By Pattie Fitzgerald, child safety educator, founder of www.safelyeverafter.com and prevention education adviser to JCW.
When our kids are very young, it’s often easier to control who they play with and what they’re doing. As they grow up, we often question when to let go or what types of relationships are safe or healthy. A recent question from a concerned parent prompted this article:
Q. My son (“Child A”,) is quite friendly with another boy (“Child B”) who is the same age. Unfortunately, we have learned that his friend had been molested and is now in therapy. We’ve also learned that this abused boy had, himself, abused a younger child. I would rather not stop the friendship because my son is one of Child B’s only friends, but I also do not want to put my son’s safety in jeopardy. They only play together under our roof, with my close supervision. Am I putting my son in danger and how should we be handling this relationship safely?
A. This is such an important question and I commend this parent for not wanting to demonize a victimized child while at the same time recognizing the importance of maintaining a safe boundary for her own son.
There are a couple of different issues here that must be addressed. The first being that this victimized child needs to be supported so that he can heal, which essentially is a much safer way to keep him from repeating his abuse on others. Imagine if the victim was your child… would you want him to have no friends and be ostracized? If we shun Child B from friends and support, we are virtually guaranteeing that he will grow up and have serious issues with others, including possibly repeating the patterns of abuse he, himself, was subjected to.
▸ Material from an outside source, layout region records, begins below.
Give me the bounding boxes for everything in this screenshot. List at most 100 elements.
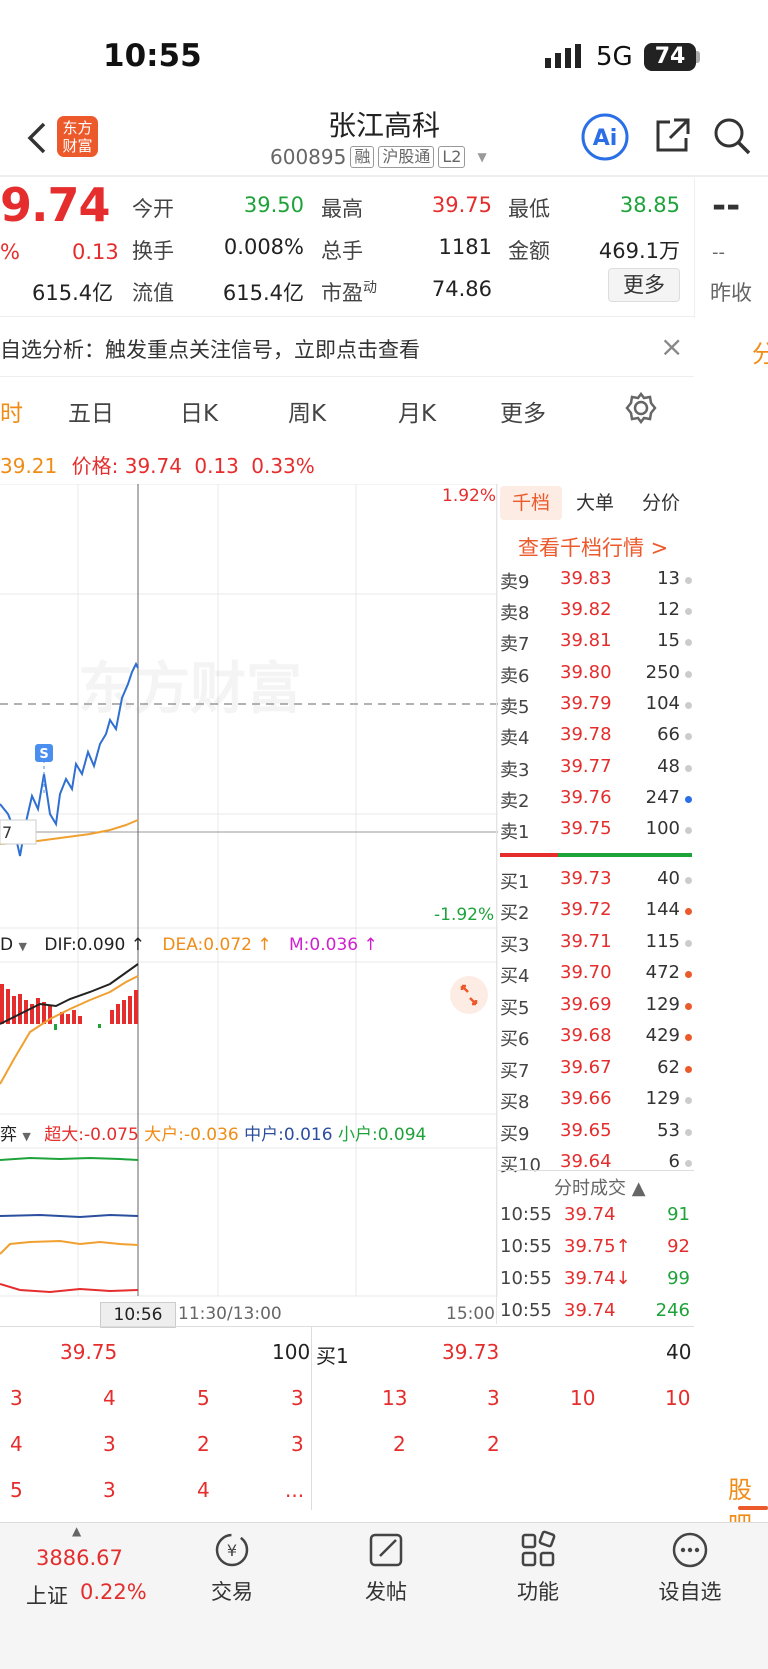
tab-intraday[interactable]: 时 [0,401,23,427]
bid-price: 39.67 [560,1057,612,1078]
bid-row[interactable]: 买2 39.72 144 [500,899,692,930]
flow-mid-line [0,1213,139,1219]
bid-row[interactable]: 买4 39.70 472 [500,962,692,993]
expand-icon[interactable] [450,976,488,1014]
tab-more[interactable]: 更多 [500,401,546,427]
ask-vol: 100 [645,818,680,839]
lower-left-cell: 5 [197,1386,210,1410]
high-value: 39.75 [431,193,492,217]
ask-price: 39.77 [560,756,612,777]
book-tab-big-orders[interactable]: 大单 [576,492,615,514]
nav-post[interactable]: 发帖 [326,1530,446,1606]
notice-text[interactable]: 自选分析：触发重点关注信号，立即点击查看 [0,338,420,362]
view-depth-link[interactable]: 查看千档行情 > [518,536,669,560]
tick-time: 10:55 [500,1204,552,1225]
nav-add-watchlist[interactable]: 设自选 [630,1530,750,1606]
bid-label: 买7 [500,1061,530,1082]
ask-price: 39.75 [560,818,612,839]
bid-row[interactable]: 买3 39.71 115 [500,931,692,962]
bid-price: 39.73 [560,868,612,889]
book-tab-qiandang[interactable]: 千档 [500,486,562,520]
ask-row[interactable]: 卖2 39.76 247 [500,787,692,818]
macd-neg [54,1024,101,1030]
ask-vol: 66 [657,724,680,745]
tab-day-k[interactable]: 日K [180,401,219,427]
tag-connect: 沪股通 [378,146,435,168]
nav-post-label: 发帖 [365,1580,407,1604]
ask-row[interactable]: 卖4 39.78 66 [500,724,692,755]
tick-price: 39.74↓ [564,1268,631,1289]
open-label: 今开 [132,197,174,221]
nav-functions[interactable]: 功能 [478,1530,598,1606]
macd-label[interactable]: D [0,935,14,955]
gear-icon[interactable] [625,391,657,425]
ask-row[interactable]: 卖1 39.75 100 [500,818,692,849]
bid-row[interactable]: 买10 39.64 6 [500,1151,692,1182]
tab-month-k[interactable]: 月K [398,401,437,427]
ask-row[interactable]: 卖8 39.82 12 [500,599,692,630]
bid-row[interactable]: 买5 39.69 129 [500,994,692,1025]
post-icon [369,1533,403,1567]
close-icon[interactable]: × [660,330,684,363]
ask-vol: 104 [645,693,680,714]
bid-dot [685,1097,692,1104]
flow-dropdown-icon[interactable]: ▼ [22,1130,31,1143]
lower-bid-label: 买1 [316,1344,349,1368]
bid-row[interactable]: 买1 39.73 40 [500,868,692,899]
stock-subtitle[interactable]: 600895 融 沪股通 L2 ▼ [270,145,487,169]
bid-row[interactable]: 买7 39.67 62 [500,1057,692,1088]
current-price: 9.74 [0,178,110,232]
logo-text-2: 财富 [62,137,93,155]
app-logo[interactable]: 东方 财富 [57,116,98,157]
lower-mid-divider [311,1326,312,1510]
grid-icon [521,1530,556,1567]
lower-left-cell: 3 [291,1386,304,1410]
bid-row[interactable]: 买9 39.65 53 [500,1120,692,1151]
flow-small: 小户:0.094 [337,1125,427,1145]
bid-label: 买3 [500,935,530,956]
macd-m: M:0.036 ↑ [289,935,378,955]
top-pct: 1.92% [442,486,497,506]
ticks-title[interactable]: 分时成交 ▲ [554,1178,646,1199]
ask-label: 卖7 [500,634,530,655]
ask-row[interactable]: 卖3 39.77 48 [500,756,692,787]
ask-label: 卖1 [500,822,530,843]
ask-dot [685,796,692,803]
header-divider [0,175,768,177]
book-tab-price-dist[interactable]: 分价 [642,492,681,514]
pe-value: 74.86 [431,277,492,301]
bid-row[interactable]: 买6 39.68 429 [500,1025,692,1056]
right-dash: -- [712,186,741,226]
tab-week-k[interactable]: 周K [288,401,327,427]
lower-left-cell: 3 [103,1432,116,1456]
ask-row[interactable]: 卖5 39.79 104 [500,693,692,724]
tab-five-day[interactable]: 五日 [68,401,114,427]
stock-title[interactable]: 张江高科 [327,109,440,142]
ask-price: 39.82 [560,599,612,620]
tick-time: 10:55 [500,1236,552,1257]
macd-dropdown-icon[interactable]: ▼ [18,940,27,953]
ask-row[interactable]: 卖6 39.80 250 [500,662,692,693]
bid-price: 39.64 [560,1151,612,1172]
side-tab-label[interactable]: 分 [752,340,768,368]
back-icon[interactable] [22,118,52,158]
more-button[interactable]: 更多 [608,268,680,302]
flow-label[interactable]: 弈 [0,1125,17,1145]
left-price-box [0,819,37,845]
lower-left-cell: 3 [10,1386,23,1410]
bid-vol: 144 [645,899,680,920]
search-icon[interactable] [712,116,752,156]
flow-legend: 弈 ▼ 超大:-0.075 大户:-0.036 中户:0.016 小户:0.09… [0,1120,426,1145]
ask-row[interactable]: 卖7 39.81 15 [500,630,692,661]
ask-label: 卖6 [500,666,530,687]
ask-row[interactable]: 卖9 39.83 13 [500,568,692,599]
index-widget[interactable]: ▲ 3886.67 上证 0.22% [20,1524,160,1624]
bid-row[interactable]: 买8 39.66 129 [500,1088,692,1119]
nav-trade[interactable]: ¥ 交易 [172,1530,292,1606]
nav-functions-label: 功能 [517,1580,559,1604]
ai-icon[interactable]: Ai [580,112,630,162]
share-icon[interactable] [652,116,692,156]
low-value: 38.85 [619,193,680,217]
ask-vol: 12 [657,599,680,620]
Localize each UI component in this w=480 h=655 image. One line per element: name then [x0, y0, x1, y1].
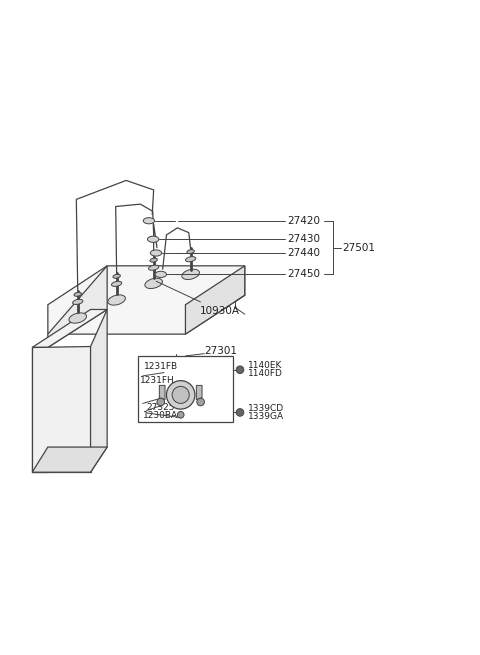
- Circle shape: [157, 398, 165, 406]
- Ellipse shape: [113, 274, 120, 278]
- Ellipse shape: [108, 295, 125, 305]
- Polygon shape: [32, 447, 107, 472]
- Ellipse shape: [111, 281, 122, 286]
- Ellipse shape: [72, 299, 83, 305]
- Text: 27450: 27450: [288, 269, 321, 280]
- Ellipse shape: [150, 258, 157, 262]
- Polygon shape: [196, 385, 202, 400]
- Text: 1231FH: 1231FH: [140, 376, 175, 385]
- Ellipse shape: [155, 271, 167, 278]
- Circle shape: [236, 366, 244, 373]
- Text: 1339GA: 1339GA: [248, 412, 284, 421]
- Text: 1140FD: 1140FD: [248, 369, 283, 379]
- Text: 10930A: 10930A: [156, 281, 240, 316]
- Polygon shape: [32, 347, 48, 472]
- Text: 27301: 27301: [204, 346, 238, 356]
- Circle shape: [236, 409, 244, 416]
- Text: 27501: 27501: [342, 242, 375, 253]
- Ellipse shape: [143, 217, 155, 224]
- Ellipse shape: [186, 257, 196, 262]
- Text: 27325: 27325: [146, 403, 175, 412]
- Polygon shape: [159, 385, 165, 400]
- Ellipse shape: [145, 278, 162, 288]
- Text: 27430: 27430: [288, 234, 321, 244]
- Bar: [138, 356, 233, 422]
- Text: 1231FB: 1231FB: [144, 362, 178, 371]
- Polygon shape: [48, 266, 245, 334]
- Polygon shape: [32, 346, 91, 472]
- Ellipse shape: [74, 292, 82, 296]
- Ellipse shape: [147, 236, 159, 242]
- Polygon shape: [185, 266, 245, 334]
- Polygon shape: [48, 266, 107, 347]
- Circle shape: [197, 398, 204, 406]
- Circle shape: [172, 386, 189, 403]
- Ellipse shape: [182, 269, 200, 280]
- Ellipse shape: [148, 265, 159, 271]
- Text: 1339CD: 1339CD: [248, 403, 284, 413]
- Text: 27440: 27440: [288, 248, 321, 258]
- Text: 1230BA: 1230BA: [143, 411, 178, 421]
- Polygon shape: [32, 309, 107, 347]
- Ellipse shape: [69, 313, 86, 323]
- Text: 1140EK: 1140EK: [248, 361, 282, 370]
- Polygon shape: [91, 309, 107, 472]
- Ellipse shape: [150, 250, 162, 256]
- Text: 27420: 27420: [288, 215, 321, 226]
- Ellipse shape: [187, 250, 194, 253]
- Circle shape: [167, 381, 195, 409]
- Circle shape: [178, 411, 184, 418]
However, as a parent, you cannot just blindly cross your fingers and hope that nothing else will happen.
A step by step solution.
1) These two friends should continue to socialize, but strictly, under the Parent A’s close supervision. This means they continue to play in an open and observable environment… a living room for example and definitely never behind any closed doors in a bedroom, den, etc. Parent A should check in often and see what kind of play they are engaging in. Making your presence known frequently is a good deterrent for any kind of inappropriate possibilities.
2) I would not allow any technology or computer time when they are together, as it would be far too easy to start sharing inappropriate pictures and content, even in an open environment. So… NO computers or cell phone play!
3) I’d also have a heart to heart talk with the victimized child’s parents. Let them know you want to support their family and not stop the friendship, but that you are insisting on very specific boundaries including… no sleepovers, no alone time, no wrestling, horseplay, etc. The parents of Child B should have their own specific talk with their son, privately, to go over the boundaries for when he is playing with his friend(s).
Child B should not be shamed for being victimized, but he does need clear & specific guidance in respecting appropriate boundaries with other children. He should be told that the abuse he suffered was not his fault, but that everyone wants to make sure that neither he nor any other child has to repeat this inappropriate behavior.
You are actually doing the abused child a great service by helping him learn to socialize in a safe way and addressing the issue clearly.
4) As far as Child A having a friendly relationship with the abused child: his own parents should have an open and honest discussion about safe touches among friends “now that he is a teenager.” Approach it in this way without disclosing information about what has transpired in the past with Child B.
Child A’s parents can remind him that as puberty approaches, it’s important to understand changes that all teens will go through and that everyone has the right to their privacy and to be respected especially when it comes to their sexuality or certain kinds of touches.
Make no mistake, this will probably be a “squirmy conversation.” Teenaged boys are not fond of talking about this kind of thing with their parents so expect the eye-rolling and groans of “oooohhhhh pleeeeaze….”
What YOU should say to your son: “I know this is a “squirmy topic” but we have to cover it anyway.”
Use a warm smile and then state your facts. The best way to get a teen to listen to you is to first acknowledge that you know where they’re coming from!
5) Most importantly, be sure to look your son right in the eye and tell him: “No one has any right to make you feel uncomfortable about your body or any kind of touches… not friends, relatives, or even teachers & coaches. If you get an uh-oh feeling about someone, please tell us and remember that no matter what, we will always have your back, even with the most uncomfortable topics!”
Parents often think their kids already know this… but they don’t. Kids need to hear this loud and clear from their parents (don’t assume!).
Important Note: IF your son comes right out and asks you if something has happened to his friend… (for any reason, including the possibility that maybe Child B felt safe enough to talk about it), only then would I recommend sharing the details of the abuse and subsequent behaviors, other abuse, and therapy. But for now, keep the dialog specific as to what is OK/NOT OK, without making things seem weird or yucky about his friend.
Finally, since they are going to be friends at the moment, it’s really going to be Parent A’s full time job to ensure a safe environment for their child… meaning the only way to really do this is for close supervision and monitoring. All interactions should be at Parent A’s home while they’re there! For now, I wouldn’t allow your son to visit the other child’s home. There simply is no way to insure that environment will be monitored or protected.
And this… is for the benefit of both of these children.